All that didn´t stop her from scolding the guards from time to time. The guards were tough man using tough language and Maria without a moment hesitation silenced two of the most coarse persecutors when, boldly, she said, throwing a furious look at them, “How can you not be disgusted with yourselves when you use those shameful words? Do you think that it is with words like these that one moves a well-bred woman and disposes her to favor you? Be delicate and proper men; then we can talk to you.”
„She was not especially like her sisters, somehow she seemed closed off from most of her family. This obviously followed from what had happened, because her mother and eldest sister treated her as if she didn’t belong, like an outcast,“ wrote Yurovski. The last statement, even though somehow exaggerated, makes you wonder what could have happened to anger Alexandra and Olga to grow cold towards Maria. It would seem that she became so very much popular among the guards, that one of them actually took a particular liking in her – and she in him. His name was Ivan Skorokhodov. On the day of Maria´s 19th birthday he managed to smuggle a cake into the house. After a while they both disappeared somewhere for a private moment, but were discovere by two of his superiors. Ivan was immediatelly removed from the house and Maria was also punished – by her family. It was reported that Alexandra often scolded her daughter in "severe and angry whispers." Her sister Olga probably couldn´t understand how she could be so fond of an enemy, and both she and Alix since then avoided her company for a while.
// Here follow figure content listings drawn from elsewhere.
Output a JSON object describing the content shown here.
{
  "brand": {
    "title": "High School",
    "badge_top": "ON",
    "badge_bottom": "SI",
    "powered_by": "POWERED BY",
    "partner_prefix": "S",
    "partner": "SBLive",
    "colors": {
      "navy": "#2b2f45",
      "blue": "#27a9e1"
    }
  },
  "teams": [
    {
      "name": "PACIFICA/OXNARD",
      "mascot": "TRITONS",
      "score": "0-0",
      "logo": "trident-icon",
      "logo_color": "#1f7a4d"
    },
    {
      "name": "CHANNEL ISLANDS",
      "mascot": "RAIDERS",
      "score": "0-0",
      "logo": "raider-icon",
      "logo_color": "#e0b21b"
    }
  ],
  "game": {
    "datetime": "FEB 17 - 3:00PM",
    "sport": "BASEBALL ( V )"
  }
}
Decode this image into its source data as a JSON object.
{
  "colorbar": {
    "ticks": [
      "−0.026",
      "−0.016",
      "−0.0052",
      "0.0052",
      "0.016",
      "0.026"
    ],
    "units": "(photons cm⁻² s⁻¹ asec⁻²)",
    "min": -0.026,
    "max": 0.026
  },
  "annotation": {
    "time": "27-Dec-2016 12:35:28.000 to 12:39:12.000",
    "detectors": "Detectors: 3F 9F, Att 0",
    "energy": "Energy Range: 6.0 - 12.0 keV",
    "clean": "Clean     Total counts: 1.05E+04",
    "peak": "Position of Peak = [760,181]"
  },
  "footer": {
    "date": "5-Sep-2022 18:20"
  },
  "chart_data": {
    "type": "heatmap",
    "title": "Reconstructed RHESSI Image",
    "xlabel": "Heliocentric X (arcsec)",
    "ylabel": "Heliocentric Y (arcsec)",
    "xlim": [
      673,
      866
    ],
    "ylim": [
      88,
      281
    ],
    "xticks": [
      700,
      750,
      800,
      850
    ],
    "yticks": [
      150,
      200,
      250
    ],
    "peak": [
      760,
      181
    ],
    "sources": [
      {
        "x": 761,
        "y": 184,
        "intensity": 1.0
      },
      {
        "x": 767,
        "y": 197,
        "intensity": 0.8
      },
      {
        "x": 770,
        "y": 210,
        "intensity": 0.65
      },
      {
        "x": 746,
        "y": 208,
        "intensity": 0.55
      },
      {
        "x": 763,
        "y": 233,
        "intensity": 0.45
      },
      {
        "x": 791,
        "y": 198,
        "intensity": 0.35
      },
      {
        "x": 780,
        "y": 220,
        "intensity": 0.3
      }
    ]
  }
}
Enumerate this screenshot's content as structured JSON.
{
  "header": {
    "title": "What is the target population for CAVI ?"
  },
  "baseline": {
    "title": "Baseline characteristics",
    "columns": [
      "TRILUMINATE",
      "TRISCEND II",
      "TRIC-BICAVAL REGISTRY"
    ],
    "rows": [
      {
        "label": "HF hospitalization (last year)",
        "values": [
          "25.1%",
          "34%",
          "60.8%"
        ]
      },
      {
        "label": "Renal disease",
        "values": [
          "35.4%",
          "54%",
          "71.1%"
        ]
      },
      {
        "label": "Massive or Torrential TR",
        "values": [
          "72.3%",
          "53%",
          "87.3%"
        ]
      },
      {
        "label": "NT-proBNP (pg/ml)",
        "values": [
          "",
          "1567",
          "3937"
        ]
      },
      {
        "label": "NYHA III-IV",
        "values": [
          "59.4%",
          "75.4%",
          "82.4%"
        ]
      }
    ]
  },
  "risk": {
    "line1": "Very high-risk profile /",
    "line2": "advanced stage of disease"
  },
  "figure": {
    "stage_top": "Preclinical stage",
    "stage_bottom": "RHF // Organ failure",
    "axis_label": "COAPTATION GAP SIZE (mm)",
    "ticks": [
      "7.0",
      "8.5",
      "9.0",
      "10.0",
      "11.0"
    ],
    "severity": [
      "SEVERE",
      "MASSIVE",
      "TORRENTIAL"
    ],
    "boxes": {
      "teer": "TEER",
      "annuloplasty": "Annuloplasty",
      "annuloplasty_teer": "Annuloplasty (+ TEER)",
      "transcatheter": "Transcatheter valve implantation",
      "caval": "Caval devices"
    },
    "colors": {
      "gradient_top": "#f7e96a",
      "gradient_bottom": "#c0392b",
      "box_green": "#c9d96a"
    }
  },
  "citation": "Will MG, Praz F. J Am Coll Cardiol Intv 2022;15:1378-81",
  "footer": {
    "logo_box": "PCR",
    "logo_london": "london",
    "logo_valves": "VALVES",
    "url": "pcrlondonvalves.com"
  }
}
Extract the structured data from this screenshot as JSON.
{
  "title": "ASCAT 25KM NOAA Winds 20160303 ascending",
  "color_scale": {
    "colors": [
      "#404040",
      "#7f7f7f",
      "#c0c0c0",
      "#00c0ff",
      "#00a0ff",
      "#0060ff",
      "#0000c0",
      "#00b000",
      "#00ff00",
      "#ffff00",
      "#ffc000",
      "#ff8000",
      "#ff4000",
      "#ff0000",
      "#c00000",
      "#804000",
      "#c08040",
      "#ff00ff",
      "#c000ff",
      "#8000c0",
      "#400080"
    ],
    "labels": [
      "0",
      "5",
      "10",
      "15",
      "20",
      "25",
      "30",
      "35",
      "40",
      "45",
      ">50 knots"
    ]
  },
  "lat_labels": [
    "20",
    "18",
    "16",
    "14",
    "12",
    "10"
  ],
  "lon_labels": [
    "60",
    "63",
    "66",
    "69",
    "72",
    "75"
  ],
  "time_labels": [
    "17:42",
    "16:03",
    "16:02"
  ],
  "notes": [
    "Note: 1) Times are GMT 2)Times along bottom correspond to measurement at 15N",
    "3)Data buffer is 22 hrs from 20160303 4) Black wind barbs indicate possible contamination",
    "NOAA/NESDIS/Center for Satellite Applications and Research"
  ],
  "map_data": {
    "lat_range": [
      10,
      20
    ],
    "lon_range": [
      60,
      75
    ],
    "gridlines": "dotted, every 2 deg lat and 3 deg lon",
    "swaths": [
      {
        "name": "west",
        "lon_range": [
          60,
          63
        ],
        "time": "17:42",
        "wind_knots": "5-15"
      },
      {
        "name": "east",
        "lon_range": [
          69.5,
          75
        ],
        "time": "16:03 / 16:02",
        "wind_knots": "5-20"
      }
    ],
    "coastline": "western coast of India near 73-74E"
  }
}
The last several days of her life were probably very hard, even more difficult because of the incident mentioned. When the morning of 16th July 1918 came, she had no idea it was her last. She was optimistic and should we believe the guards, still hoped she would be released and allowed to settle in Russia or England. She still hoped to get married and to make somebody happy. She still hoped to have children of her own. Maria Nikolaevna, the young woman, who breathed her last in the early morning hours of 17th July, was welcomed to the world with awkwardness and left it stricken down by hatred she didn´t deserve.